La situación del Reino de Jerusalén
El Reino de Jerusalén atravesó una profunda crisis política y militar durante las décadas anteriores a la cruzada. La muerte prematura de Balduino IV, afectado por la lepra, y posteriormente la de su sobrino Balduino V dejaron el reino en manos de facciones enfrentadas. La elección de Guido de Lusignan como rey no consiguió resolver las divisiones entre los barones, mientras que Raimundo de Trípoli y otros nobles defendían posiciones diferentes sobre la política que convenía adoptar frente a Saladino.1
La discordia interna debilitó la capacidad defensiva de los Estados latinos de Oriente. Reinaldo de Châtillon, señor de importantes fortalezas en la Transjordania, quebrantó varias treguas con Saladino mediante ataques contra caravanas y expediciones dirigidas contra territorios musulmanes. Aquellas acciones agravaron el conflicto y facilitaron la intervención militar del sultán ayubí.2
El 4 de julio de 1187, Saladino derrotó al ejército cristiano en la batalla de los Cuernos de Hattin. El rey Guido cayó prisionero, también fueron capturados destacados dirigentes militares y murieron numerosos combatientes.

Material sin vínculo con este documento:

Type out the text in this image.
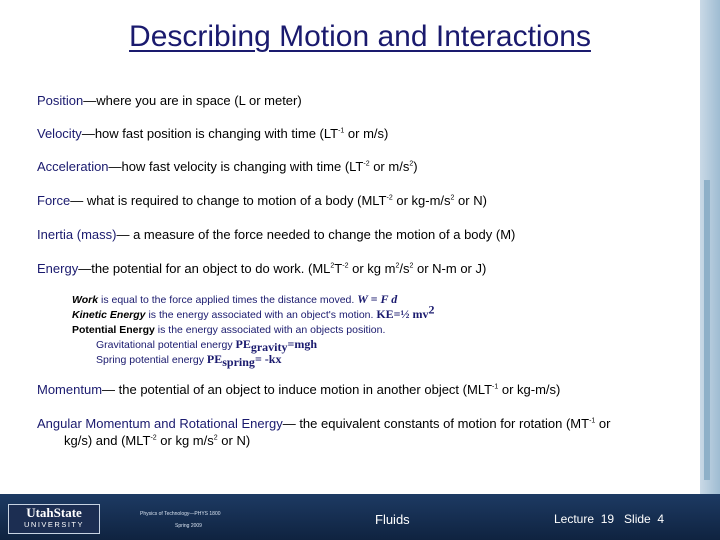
Describing Motion and Interactions
Position—where you are in space (L or meter)
Velocity—how fast position is changing with time ($LT^{-1}$ or m/s)
Acceleration—how fast velocity is changing with time ($LT^{-2}$ or $m/s^2$)
Force— what is required to change to motion of a body ($MLT^{-2}$ or $kg-m/s^2$ or N)
Inertia (mass)— a measure of the force needed to change the motion of a body (M)
Energy—the potential for an object to do work. ($ML^2T^{-2}$ or kg $m^2/s^2$ or N-m or J)
Work is equal to the force applied times the distance moved. W = F d
Kinetic Energy is the energy associated with an object's motion. KE=½ $mv^2$
Potential Energy is the energy associated with an objects position.
Gravitational potential energy $PE_{gravity}=mgh$
Spring potential energy $PE_{spring}= -kx$
Momentum— the potential of an object to induce motion in another object ($MLT^{-1}$ or kg-m/s)
Angular Momentum and Rotational Energy— the equivalent constants of motion for rotation ($MT^{-1}$ or
kg/s) and ($MLT^{-2}$ or kg $m/s^2$ or N)
UtahState
UNIVERSITY
Physics of Technology—PHYS 1800
Spring 2009	Fluids	Lecture  19   Slide  4
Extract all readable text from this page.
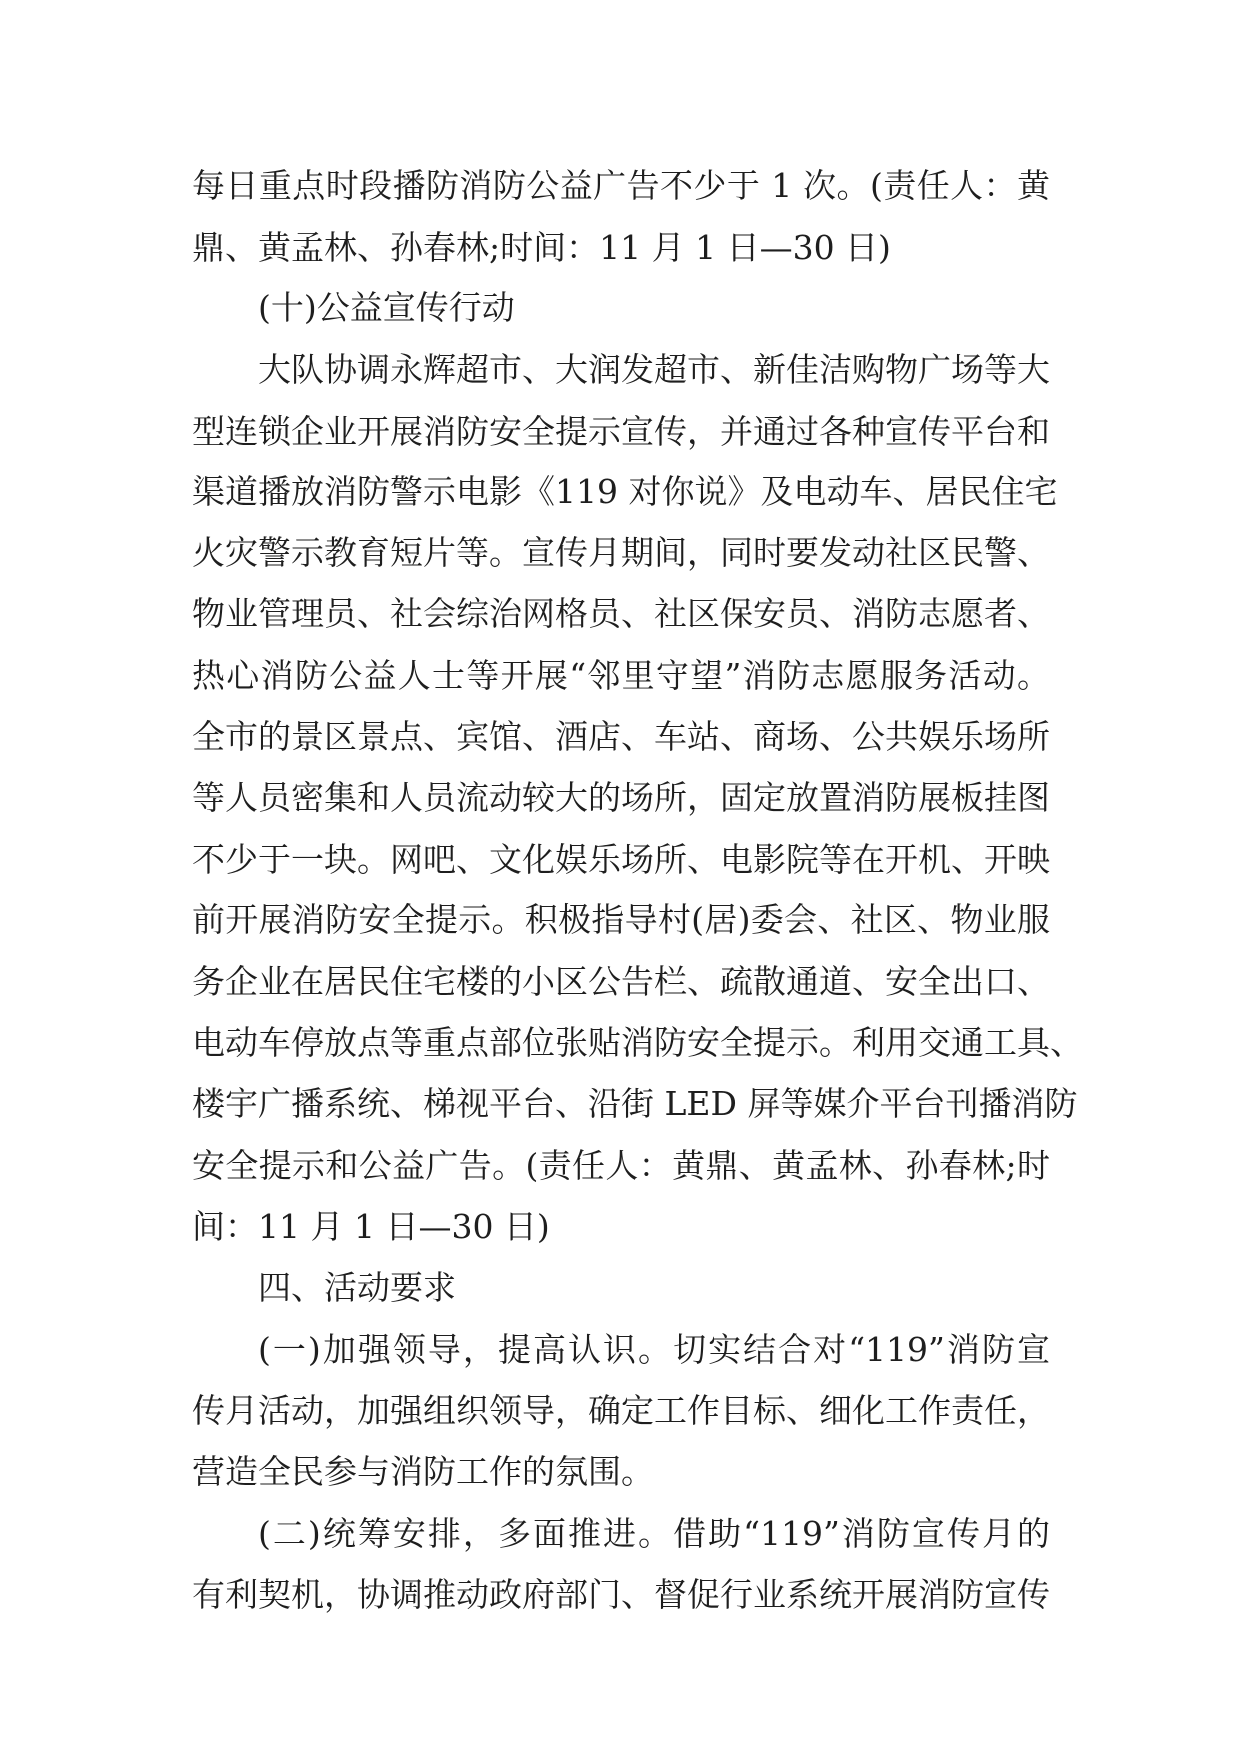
每日重点时段播防消防公益广告不少于 1 次。(责任人：黄
鼎、黄孟林、孙春林;时间：11 月 1 日—30 日)
(十)公益宣传行动
大队协调永辉超市、大润发超市、新佳洁购物广场等大
型连锁企业开展消防安全提示宣传，并通过各种宣传平台和
渠道播放消防警示电影《119 对你说》及电动车、居民住宅
火灾警示教育短片等。宣传月期间，同时要发动社区民警、
物业管理员、社会综治网格员、社区保安员、消防志愿者、
热心消防公益人士等开展“邻里守望”消防志愿服务活动。
全市的景区景点、宾馆、酒店、车站、商场、公共娱乐场所
等人员密集和人员流动较大的场所，固定放置消防展板挂图
不少于一块。网吧、文化娱乐场所、电影院等在开机、开映
前开展消防安全提示。积极指导村(居)委会、社区、物业服
务企业在居民住宅楼的小区公告栏、疏散通道、安全出口、
电动车停放点等重点部位张贴消防安全提示。利用交通工具、
楼宇广播系统、梯视平台、沿街 LED 屏等媒介平台刊播消防
安全提示和公益广告。(责任人：黄鼎、黄孟林、孙春林;时
间：11 月 1 日—30 日)
四、活动要求
(一)加强领导，提高认识。切实结合对“119”消防宣
传月活动，加强组织领导，确定工作目标、细化工作责任，
营造全民参与消防工作的氛围。
(二)统筹安排，多面推进。借助“119”消防宣传月的
有利契机，协调推动政府部门、督促行业系统开展消防宣传
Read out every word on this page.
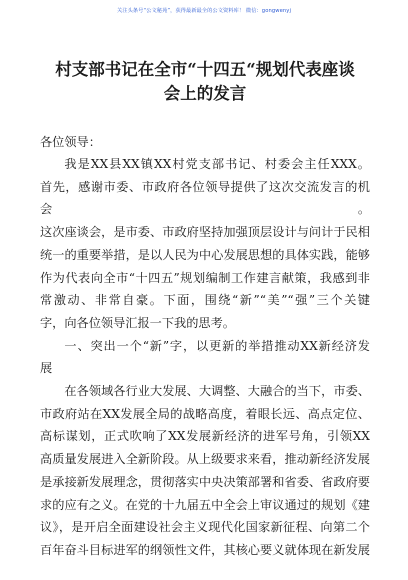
关注头条号“公文秘苑”，获得最新最全的公文资料库！ 微信：gongwenyj
村支部书记在全市“十四五“规划代表座谈
会上的发言
各位领导：

我是XX县XX镇XX村党支部书记、村委会主任XXX。

首先，感谢市委、市政府各位领导提供了这次交流发言的机会。

这次座谈会，是市委、市政府坚持加强顶层设计与问计于民相

统一的重要举措，是以人民为中心发展思想的具体实践，能够

作为代表向全市“十四五”规划编制工作建言献策，我感到非

常激动、非常自豪。下面，围绕“新”“美”“强”三个关键

字，向各位领导汇报一下我的思考。

一、突出一个“新”字，以更新的举措推动XX新经济发

展

在各领域各行业大发展、大调整、大融合的当下，市委、

市政府站在XX发展全局的战略高度，着眼长远、高点定位、

高标谋划，正式吹响了XX发展新经济的进军号角，引领XX

高质量发展进入全新阶段。从上级要求来看，推动新经济发展

是承接新发展理念，贯彻落实中央决策部署和省委、省政府要

求的应有之义。在党的十九届五中全会上审议通过的规划《建

议》，是开启全面建设社会主义现代化国家新征程、向第二个

百年奋斗目标进军的纲领性文件，其核心要义就体现在新发展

Saladino ejecutó a Reinaldo de Châtillon y marchó después contra Jerusalén.2
Jerusalén capituló el 2 de octubre de 1187. Tiro, Antioquía y Trípoli quedaron como las principales plazas cristianas que todavía resistían en Siria, mientras que la mayor parte del Reino de Jerusalén pasó bajo el dominio de Saladino.2
La conmoción en la cristiandad latina
La pérdida de Jerusalén provocó una intensa conmoción religiosa en Europa. La ciudad no representaba únicamente una capital política: albergaba el Santo Sepulcro y otros lugares vinculados a la pasión, muerte y resurrección de Jesucristo. Para la mentalidad cristiana medieval, la defensa de Tierra Santa incluía la protección de comunidades cristianas, santuarios y rutas de peregrinación.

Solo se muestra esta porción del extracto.